Hary Prasetyo,Direktur Keuangan PT Asuransi Jiwasraya menjelaskan, sekalipun indeks harga saham gabungan (IHSG) telah mencapai 5.000, kondisi saat ini belum cukup bagi perusahaan asuransi untuk kembali berinvestasi di saham.
"Kami khawatir kondisi saat ini hanya euforia sesaat. Strategi sementara kami lebih pilih saham BUMN. Itu pun fokus untuk yang BUMN infrastruktur," papar Hary pada awal pekan ini.
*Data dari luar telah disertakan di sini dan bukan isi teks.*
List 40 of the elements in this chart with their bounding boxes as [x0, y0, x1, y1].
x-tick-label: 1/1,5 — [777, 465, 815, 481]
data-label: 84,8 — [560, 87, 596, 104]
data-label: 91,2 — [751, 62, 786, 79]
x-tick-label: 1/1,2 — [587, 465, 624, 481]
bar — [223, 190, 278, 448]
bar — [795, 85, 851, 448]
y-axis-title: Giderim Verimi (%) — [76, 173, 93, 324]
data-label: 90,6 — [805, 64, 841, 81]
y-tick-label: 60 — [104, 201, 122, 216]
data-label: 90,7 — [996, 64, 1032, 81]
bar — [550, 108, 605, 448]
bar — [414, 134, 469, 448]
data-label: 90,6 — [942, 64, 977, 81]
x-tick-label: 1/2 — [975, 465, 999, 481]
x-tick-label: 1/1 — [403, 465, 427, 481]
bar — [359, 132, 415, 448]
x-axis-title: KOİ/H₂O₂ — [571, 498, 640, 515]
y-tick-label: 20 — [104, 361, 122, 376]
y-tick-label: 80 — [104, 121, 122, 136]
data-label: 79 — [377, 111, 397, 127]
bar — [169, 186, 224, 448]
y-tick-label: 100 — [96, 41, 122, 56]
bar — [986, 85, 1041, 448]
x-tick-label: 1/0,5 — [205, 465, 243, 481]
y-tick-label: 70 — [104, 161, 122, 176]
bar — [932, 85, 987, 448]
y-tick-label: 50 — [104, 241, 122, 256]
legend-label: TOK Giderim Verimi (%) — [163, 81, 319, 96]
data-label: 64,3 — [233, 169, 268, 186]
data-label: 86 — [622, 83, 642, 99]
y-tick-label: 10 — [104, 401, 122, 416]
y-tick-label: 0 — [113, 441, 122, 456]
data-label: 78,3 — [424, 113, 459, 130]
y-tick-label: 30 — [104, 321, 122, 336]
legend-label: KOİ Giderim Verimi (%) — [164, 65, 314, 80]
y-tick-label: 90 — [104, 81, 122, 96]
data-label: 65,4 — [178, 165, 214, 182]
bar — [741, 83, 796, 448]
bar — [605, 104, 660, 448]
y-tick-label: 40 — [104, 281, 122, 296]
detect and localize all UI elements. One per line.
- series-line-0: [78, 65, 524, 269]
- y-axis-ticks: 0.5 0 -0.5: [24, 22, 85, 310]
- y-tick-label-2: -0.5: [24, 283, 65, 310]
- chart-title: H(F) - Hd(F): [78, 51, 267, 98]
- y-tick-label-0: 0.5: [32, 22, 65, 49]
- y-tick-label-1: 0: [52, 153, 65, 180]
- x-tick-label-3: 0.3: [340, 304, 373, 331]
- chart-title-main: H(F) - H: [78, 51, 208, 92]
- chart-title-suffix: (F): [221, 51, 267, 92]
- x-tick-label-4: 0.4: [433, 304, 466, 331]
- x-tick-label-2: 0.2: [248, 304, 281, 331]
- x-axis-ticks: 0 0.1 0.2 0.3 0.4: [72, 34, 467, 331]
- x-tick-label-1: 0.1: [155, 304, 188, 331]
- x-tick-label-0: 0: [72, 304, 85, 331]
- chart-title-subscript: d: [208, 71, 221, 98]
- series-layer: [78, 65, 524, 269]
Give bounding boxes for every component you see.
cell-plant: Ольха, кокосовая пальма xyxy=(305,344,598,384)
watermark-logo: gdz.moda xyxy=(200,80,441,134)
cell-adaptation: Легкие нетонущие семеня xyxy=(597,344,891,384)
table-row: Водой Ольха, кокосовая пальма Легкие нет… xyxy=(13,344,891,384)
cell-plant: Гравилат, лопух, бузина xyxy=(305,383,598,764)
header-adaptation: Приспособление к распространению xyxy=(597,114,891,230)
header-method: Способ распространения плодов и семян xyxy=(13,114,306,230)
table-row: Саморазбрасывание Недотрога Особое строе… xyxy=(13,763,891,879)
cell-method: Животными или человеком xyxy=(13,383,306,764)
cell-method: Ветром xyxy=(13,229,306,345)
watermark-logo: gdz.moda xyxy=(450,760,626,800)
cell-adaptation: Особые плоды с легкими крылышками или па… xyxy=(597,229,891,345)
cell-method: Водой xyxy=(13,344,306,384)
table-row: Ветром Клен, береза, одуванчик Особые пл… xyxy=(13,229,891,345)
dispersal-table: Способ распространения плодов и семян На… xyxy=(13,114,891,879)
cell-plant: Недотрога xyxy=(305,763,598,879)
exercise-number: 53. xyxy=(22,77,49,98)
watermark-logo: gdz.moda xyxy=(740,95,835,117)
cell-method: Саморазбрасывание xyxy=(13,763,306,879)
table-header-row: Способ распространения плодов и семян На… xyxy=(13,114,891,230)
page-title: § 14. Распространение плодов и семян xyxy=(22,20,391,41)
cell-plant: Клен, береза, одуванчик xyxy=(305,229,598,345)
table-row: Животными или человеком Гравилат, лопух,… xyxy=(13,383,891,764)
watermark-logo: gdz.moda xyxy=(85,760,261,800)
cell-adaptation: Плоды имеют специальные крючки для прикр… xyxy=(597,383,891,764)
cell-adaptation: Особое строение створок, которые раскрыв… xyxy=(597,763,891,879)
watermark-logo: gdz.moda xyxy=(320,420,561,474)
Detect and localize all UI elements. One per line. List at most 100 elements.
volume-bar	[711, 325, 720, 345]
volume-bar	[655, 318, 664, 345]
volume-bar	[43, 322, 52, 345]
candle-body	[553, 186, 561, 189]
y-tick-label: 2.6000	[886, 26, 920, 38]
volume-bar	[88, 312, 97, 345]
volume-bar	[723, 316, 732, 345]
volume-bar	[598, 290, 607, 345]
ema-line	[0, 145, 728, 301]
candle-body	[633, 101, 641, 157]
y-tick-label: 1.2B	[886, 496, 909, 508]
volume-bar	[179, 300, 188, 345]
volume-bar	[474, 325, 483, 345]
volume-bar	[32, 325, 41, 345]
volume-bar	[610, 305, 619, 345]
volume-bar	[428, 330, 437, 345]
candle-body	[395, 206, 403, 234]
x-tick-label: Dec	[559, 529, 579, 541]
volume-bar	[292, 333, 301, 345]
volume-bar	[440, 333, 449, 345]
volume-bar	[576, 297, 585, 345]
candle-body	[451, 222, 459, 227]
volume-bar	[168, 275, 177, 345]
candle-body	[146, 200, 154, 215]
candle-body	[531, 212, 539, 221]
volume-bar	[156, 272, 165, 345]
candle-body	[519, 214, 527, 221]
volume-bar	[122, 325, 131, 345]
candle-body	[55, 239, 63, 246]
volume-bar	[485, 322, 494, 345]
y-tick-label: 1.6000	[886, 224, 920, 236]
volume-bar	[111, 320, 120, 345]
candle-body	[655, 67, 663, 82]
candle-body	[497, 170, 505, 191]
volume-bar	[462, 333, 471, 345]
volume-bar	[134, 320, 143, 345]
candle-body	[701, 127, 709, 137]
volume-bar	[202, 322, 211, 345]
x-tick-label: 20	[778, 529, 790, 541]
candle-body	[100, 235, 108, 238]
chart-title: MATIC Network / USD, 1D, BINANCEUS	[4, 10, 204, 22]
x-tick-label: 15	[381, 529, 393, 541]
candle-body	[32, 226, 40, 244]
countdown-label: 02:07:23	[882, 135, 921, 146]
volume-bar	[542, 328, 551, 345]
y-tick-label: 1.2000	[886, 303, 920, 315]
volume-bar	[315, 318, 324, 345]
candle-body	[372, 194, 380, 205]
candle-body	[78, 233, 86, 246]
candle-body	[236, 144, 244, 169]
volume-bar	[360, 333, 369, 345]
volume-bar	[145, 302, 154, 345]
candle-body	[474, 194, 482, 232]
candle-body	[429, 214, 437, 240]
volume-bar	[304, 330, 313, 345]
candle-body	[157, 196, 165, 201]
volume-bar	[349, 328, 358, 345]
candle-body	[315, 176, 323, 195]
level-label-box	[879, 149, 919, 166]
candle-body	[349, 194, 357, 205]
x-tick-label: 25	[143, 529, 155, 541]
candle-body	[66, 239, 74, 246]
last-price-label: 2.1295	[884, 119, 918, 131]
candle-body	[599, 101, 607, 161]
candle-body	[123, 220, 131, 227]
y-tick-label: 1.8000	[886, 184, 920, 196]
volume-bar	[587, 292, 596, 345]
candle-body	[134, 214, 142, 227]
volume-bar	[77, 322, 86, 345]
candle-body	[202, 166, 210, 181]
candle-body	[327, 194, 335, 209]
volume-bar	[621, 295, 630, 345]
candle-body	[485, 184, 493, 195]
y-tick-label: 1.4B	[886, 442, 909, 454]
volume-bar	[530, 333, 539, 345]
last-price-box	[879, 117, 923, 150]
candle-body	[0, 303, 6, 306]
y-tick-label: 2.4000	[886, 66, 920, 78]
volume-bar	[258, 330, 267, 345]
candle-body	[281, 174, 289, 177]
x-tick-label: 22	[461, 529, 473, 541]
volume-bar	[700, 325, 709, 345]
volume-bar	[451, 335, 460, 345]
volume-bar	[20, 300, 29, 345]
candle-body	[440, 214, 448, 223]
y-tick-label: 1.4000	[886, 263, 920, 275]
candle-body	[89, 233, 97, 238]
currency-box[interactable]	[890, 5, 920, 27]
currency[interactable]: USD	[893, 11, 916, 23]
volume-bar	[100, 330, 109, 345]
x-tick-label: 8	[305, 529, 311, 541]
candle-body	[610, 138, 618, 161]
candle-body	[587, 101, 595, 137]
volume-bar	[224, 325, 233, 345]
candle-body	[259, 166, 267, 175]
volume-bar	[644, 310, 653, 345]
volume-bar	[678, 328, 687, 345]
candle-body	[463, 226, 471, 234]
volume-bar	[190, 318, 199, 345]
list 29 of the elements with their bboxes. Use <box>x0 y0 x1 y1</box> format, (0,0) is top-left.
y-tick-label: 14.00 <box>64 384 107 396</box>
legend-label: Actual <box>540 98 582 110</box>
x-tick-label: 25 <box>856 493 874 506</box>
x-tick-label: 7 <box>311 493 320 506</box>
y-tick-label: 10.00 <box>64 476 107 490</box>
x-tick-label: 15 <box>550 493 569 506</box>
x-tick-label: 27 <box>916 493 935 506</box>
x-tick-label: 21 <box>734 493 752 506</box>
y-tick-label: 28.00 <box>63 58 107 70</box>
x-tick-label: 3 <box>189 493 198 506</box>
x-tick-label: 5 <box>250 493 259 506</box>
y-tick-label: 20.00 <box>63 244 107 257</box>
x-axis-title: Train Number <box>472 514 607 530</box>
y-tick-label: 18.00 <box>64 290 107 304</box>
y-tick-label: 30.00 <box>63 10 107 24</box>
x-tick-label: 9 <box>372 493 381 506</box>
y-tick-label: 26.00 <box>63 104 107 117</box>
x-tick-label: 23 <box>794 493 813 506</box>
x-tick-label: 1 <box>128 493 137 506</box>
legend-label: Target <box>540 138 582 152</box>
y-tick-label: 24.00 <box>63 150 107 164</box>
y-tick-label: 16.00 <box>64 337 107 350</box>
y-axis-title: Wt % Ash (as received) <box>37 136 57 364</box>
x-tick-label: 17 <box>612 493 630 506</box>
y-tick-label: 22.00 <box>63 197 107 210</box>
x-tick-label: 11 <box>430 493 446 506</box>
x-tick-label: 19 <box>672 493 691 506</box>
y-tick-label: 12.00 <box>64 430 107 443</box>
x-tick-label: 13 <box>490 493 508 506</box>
Porsi saham akan dipertahankan sekitar 10% dari total nilai investasi perusahaan. Sedangkan untuk mengkoleksi saham emiten baru, akan dilakukan setelah emiten tersebut mengeluarkan laporan keuangan semester satu nanti.
Jadi, kata Hary, Jiwasraya hanya akan membeli saham dari emiten yang dinilai memiliki kinerja baik sekalipun awal tahun kondisi ekonomi lesu. Sebaliknya, investasi SUN telah menjadi prioritas asuransi jiwa.
Christine Setyabudhi, Presiden Direktur PT Asuransi Jiwa BCA Life (BCA Life) menyebut, investasi pada surat utang negara (SUN) yang paling aman saat ini.
Pasalnya, penurunan suku bunga deposito perbankan membuat perusahaan asuransi memperbesar porsi SUN untuk mendapatkan return of investment (roi) maksimal.
BCA Life telah mengkoleksi 25% SUN dari total investasi perusahaan. Sisanya, kombinasi antara deposito, reksadana dan saham.